性同一性障害は、「障害」という名称からピンとくる方もいるかもしれませんが、「精神科の診察によって身体と心の性に違和感を感じている」と診断された病名です。

「心の性にあわせて身体を治療したい」と望む人たちはここに属します。戸籍変更や性別適合手術の際には医師による上記の診断が必要であるため、公的な場で用いられることが多い名称です。

トランスジェンダーというのは「生まれ持った自分の身体とは違う性別だと思っている人」の総称で、その中に性同一性障害が含まれる場合もあります。

中には「障害者」として分類されることを拒み、社会的な性と心を一致させようと考える人もいます。
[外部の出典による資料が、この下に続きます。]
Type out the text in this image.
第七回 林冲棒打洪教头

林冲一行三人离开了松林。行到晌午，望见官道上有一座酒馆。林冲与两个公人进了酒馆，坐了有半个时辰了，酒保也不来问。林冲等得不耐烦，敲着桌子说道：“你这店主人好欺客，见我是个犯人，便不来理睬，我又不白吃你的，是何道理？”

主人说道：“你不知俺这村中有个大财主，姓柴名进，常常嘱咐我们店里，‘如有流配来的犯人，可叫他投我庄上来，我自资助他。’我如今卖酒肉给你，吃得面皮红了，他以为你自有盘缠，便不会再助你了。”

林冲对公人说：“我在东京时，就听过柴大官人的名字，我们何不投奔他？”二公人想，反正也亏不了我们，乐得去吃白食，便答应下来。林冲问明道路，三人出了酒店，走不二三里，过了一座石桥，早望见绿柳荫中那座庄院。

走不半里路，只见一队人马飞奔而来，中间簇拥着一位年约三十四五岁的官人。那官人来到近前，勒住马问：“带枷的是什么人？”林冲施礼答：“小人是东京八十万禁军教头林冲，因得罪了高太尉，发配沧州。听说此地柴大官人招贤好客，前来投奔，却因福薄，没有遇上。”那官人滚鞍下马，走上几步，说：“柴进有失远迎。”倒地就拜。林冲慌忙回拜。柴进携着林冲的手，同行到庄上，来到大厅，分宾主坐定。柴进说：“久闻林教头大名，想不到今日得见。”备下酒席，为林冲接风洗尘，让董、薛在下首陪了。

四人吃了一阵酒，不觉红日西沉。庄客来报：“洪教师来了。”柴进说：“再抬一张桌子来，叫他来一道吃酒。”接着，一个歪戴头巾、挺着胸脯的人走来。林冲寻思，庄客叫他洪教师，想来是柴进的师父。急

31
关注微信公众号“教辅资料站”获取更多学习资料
彼らは、性の違和感を感じてはいるものの「身体的な治療は望まない」ことが特徴です。

性適合手術を選択するのは少数派

日本における2015年までの統計ですが、性適合手術を受けて戸籍を変更した人はわずか6021人であり、トランスジェンダーの中では少数派です。
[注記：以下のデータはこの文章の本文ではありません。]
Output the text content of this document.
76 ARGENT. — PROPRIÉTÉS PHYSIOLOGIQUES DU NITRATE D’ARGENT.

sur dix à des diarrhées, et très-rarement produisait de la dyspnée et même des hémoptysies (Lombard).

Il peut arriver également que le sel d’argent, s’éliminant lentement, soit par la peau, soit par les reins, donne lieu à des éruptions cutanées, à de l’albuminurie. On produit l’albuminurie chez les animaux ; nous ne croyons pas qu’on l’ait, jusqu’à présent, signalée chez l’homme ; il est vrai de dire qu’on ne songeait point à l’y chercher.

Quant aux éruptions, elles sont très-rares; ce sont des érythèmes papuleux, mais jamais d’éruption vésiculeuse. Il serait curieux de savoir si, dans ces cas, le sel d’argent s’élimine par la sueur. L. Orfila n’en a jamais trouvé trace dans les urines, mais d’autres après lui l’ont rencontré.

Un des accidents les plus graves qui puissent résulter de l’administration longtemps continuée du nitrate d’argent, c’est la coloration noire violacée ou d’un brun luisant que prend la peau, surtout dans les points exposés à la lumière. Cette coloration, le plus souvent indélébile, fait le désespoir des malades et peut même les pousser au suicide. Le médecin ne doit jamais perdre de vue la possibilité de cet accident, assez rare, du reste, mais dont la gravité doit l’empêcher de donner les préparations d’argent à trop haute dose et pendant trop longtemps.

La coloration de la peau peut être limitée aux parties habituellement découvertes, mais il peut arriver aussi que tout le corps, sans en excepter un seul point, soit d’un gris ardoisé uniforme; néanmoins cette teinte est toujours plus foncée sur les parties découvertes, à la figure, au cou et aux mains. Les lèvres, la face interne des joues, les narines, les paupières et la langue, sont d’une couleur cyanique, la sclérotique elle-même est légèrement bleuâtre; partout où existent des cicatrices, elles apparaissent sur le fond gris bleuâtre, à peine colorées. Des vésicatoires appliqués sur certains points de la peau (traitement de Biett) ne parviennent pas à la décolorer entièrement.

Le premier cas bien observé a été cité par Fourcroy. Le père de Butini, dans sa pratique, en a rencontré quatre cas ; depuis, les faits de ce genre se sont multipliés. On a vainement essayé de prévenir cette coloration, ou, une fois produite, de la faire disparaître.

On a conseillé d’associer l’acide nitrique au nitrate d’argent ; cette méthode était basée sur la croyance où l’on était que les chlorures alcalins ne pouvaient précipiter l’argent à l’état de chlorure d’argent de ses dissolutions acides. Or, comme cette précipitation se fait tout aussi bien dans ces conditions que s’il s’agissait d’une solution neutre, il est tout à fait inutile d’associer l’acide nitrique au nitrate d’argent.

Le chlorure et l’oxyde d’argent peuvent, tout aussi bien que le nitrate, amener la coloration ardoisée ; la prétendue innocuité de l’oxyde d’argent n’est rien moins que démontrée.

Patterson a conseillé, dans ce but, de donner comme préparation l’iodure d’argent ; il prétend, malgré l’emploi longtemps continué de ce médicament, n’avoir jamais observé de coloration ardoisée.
性の不一致は感じるけれど、金銭的な問題や健康上の理由、家族との関係などで手術が受けられなかったり、自分の意志として手術までは望まない人もいます。

必ずしも身体的な性別と心の性別、そして戸籍上の性別を全て一致させる必要はない、ということです。

トランスジェンダーの若者が抱える苦しみ

いつの時代もマイノリティーへの理解や支援は少なく、大変生きにくいのが現実です。トランスジェンダーの人々も例外ではなく、彼らの多くが差別や嫌がらせを経験しています。

トランスジェンダーであることで受け続けた精神的なダメージのため、なんと調査対象のうち3分の2もの若者が自傷行為に及んだことがある、という報告もあります。

一番の理解者が家族であれば良いのですが、トランスジェンダーの子どもを持つ家庭の多くは事実に向き合おうとしていません。実際に、家族に理解を得ているトランスジェンダーの人は約15%に過ぎないのです。

トランスジェンダーへの理解から、近いようで一番遠い存在が、家族なのかもしれません。